Simba, o leão, e Lula, a ursa, dão voltas na jaula com o pelo coberto de lodo e excrementos.
Um odor fétido de esqueletos de animais putrefatos paira no ar no zoológico Al Nur.
Para se proteger, o veterinário Amir Jalil tampa o nariz com uma máscara cirúrgica, e depois enche as seringas. Com a ajuda de uma zarabatana lança a anestesia em uma lateral do leão, que arremete contra as grades da jaula com um rugido impressionante.

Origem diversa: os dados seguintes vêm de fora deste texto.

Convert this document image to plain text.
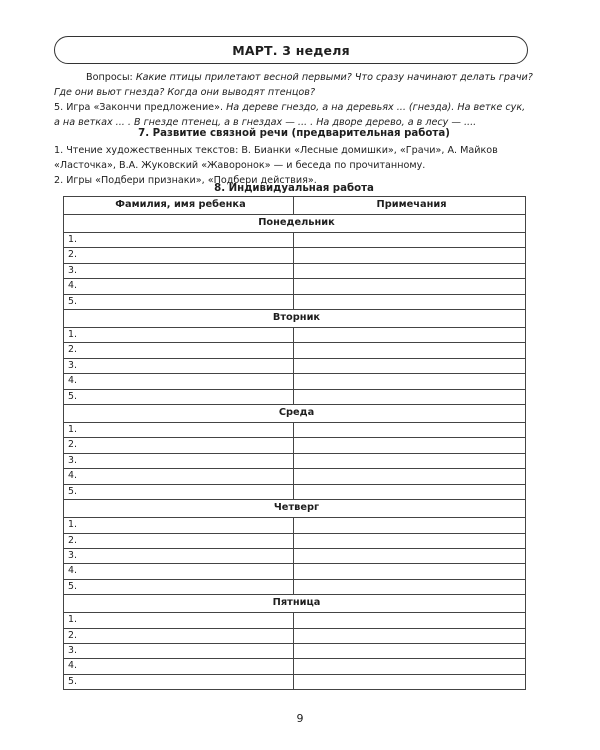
МАРТ. 3 неделя
Вопросы: Какие птицы прилетают весной первыми? Что сразу начинают делать грачи? Где они вьют гнезда? Когда они выводят птенцов?
5. Игра «Закончи предложение». На дереве гнездо, а на деревьях ... (гнезда). На ветке сук, а на ветках ... . В гнезде птенец, а в гнездах — ... . На дворе дерево, а в лесу — ....
7. Развитие связной речи (предварительная работа)
1. Чтение художественных текстов: В. Бианки «Лесные домишки», «Грачи», А. Майков «Ласточка», В.А. Жуковский «Жаворонок» — и беседа по прочитанному.
2. Игры «Подбери признаки», «Подбери действия».
8. Индивидуальная работа
Фамилия, имя ребенка	Примечания
Понедельник	
1.	
2.	
3.	
4.	
5.	
Вторник	
1.	
2.	
3.	
4.	
5.	
Среда	
1.	
2.	
3.	
4.	
5.	
Четверг	
1.	
2.	
3.	
4.	
5.	
Пятница	
1.	
2.	
3.	
4.	
5.	
9
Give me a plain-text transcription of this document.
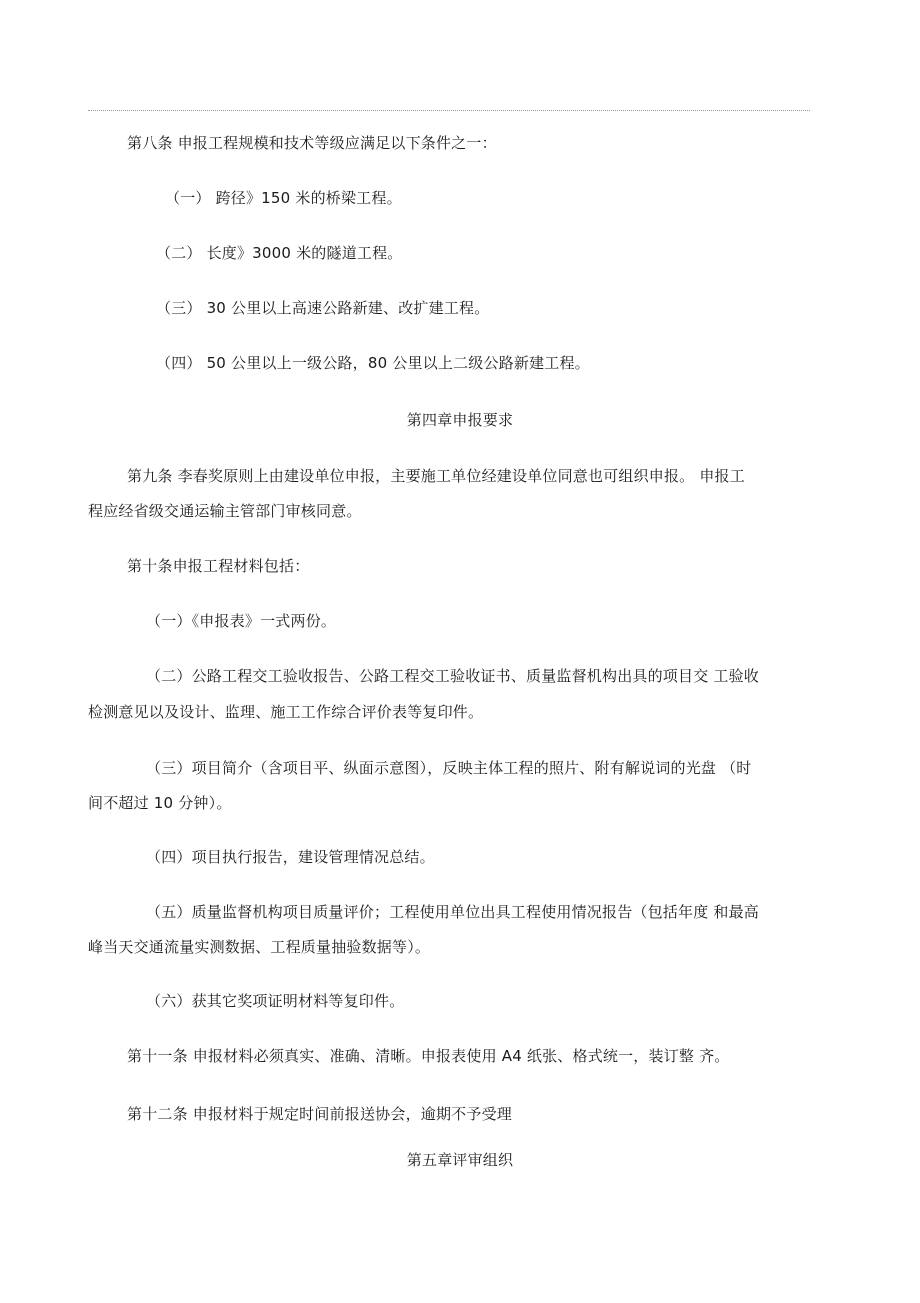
第八条 申报工程规模和技术等级应满足以下条件之一：
（一） 跨径》150 米的桥梁工程。
（二） 长度》3000 米的隧道工程。
（三） 30 公里以上高速公路新建、改扩建工程。
（四） 50 公里以上一级公路，80 公里以上二级公路新建工程。
第四章申报要求
第九条 李春奖原则上由建设单位申报，主要施工单位经建设单位同意也可组织申报。 申报工
程应经省级交通运输主管部门审核同意。
第十条申报工程材料包括：
（一）《申报表》一式两份。
（二）公路工程交工验收报告、公路工程交工验收证书、质量监督机构出具的项目交 工验收
检测意见以及设计、监理、施工工作综合评价表等复印件。
（三）项目简介（含项目平、纵面示意图），反映主体工程的照片、附有解说词的光盘 （时
间不超过 10 分钟）。
（四）项目执行报告，建设管理情况总结。
（五）质量监督机构项目质量评价；工程使用单位出具工程使用情况报告（包括年度 和最高
峰当天交通流量实测数据、工程质量抽验数据等）。
（六）获其它奖项证明材料等复印件。
第十一条 申报材料必须真实、准确、清晰。申报表使用 A4 纸张、格式统一，装订整 齐。
第十二条 申报材料于规定时间前报送协会，逾期不予受理
第五章评审组织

"Ninguém entrou nestas jaulas nas últimas semanas. Estão muito sujas. Acho desumano deixar o rei dos animais em um lugar como esse", lamenta Jalil, membro da organização internacional "Four Paws" (Quatro Patas).
Ao longe, o estrondo dos bombardeios lembra que as forças iraquianas e os jihadistas do Estado Islâmico (EI), que se apoderaram da cidade em 2014, travam combates. A parte leste foi recuperada em janeiro, e agora as tropas tentam retomar o controle da parte oeste.
"Quando a guerra começou, metade dos animais desapareceu", declara Abu Omar, proprietário do zoológico.
"Alguns ficaram doentes e morreram, outros comeram os demais porque morriam de fome. Só sobreviveram o urso e o leão, e alguns animais de estimação para os quais conseguimos encontrar casas e granjas de acolhida", acrescenta.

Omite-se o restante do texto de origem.